Greek archaeologists on Friday said they had discovered five long lost friezes from the 2,500 year old Parthenon in the walls of the ancient Acropolis.
The friezes, which had been taken away to be used as building materials for the ancient Acropolis which at one point served as a fortress, were located along its southern walls by a weather balloon camera, officials at the Culture Ministry said.
The fragments were detected by air during a vertical scan of the walls of the Acropolis by the Culture Ministry, where a total of 2,250 photographs were taken.
The Parthenon has suffered extensive damage over the centuries and archaeologists believed many of the friezes adorning the southern part of the temple were destroyed after it was bombed during a 17th century Venetian siege of Ottoman-held Athens or taken.
Most of the interior walls of the temple, apart from the west end, were destroyed during the bombing, bringing many of the friezes and metopes down with them.
In the early 19th century, British diplomat Lord Elgin tore down a large number of the remaining friezes from the Parthenon and shipped them to Britain.
The artifacts were sold to the British Museum, which has since refused to relinquish the sculptures, insisting the transaction was legal. The sculptures include depictions of religious and mythological scenes.
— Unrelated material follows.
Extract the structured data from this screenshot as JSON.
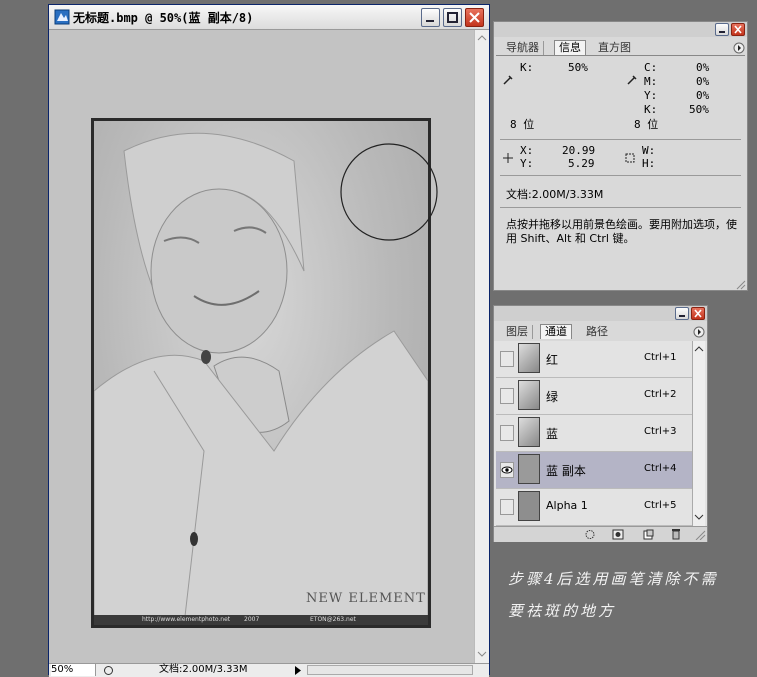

Greece remains steadfast in its demand for the permanent return of the Parthenon Marbles to the new museum in Athens but the British government and museum has refused, arguing that the marbles are more accessible to visitors in London.
At a cost of 120 million euros (160 million dollars), the new museum is the Greek government's key argument for the return of the Parthenon, or Elgin, marbles from Britain.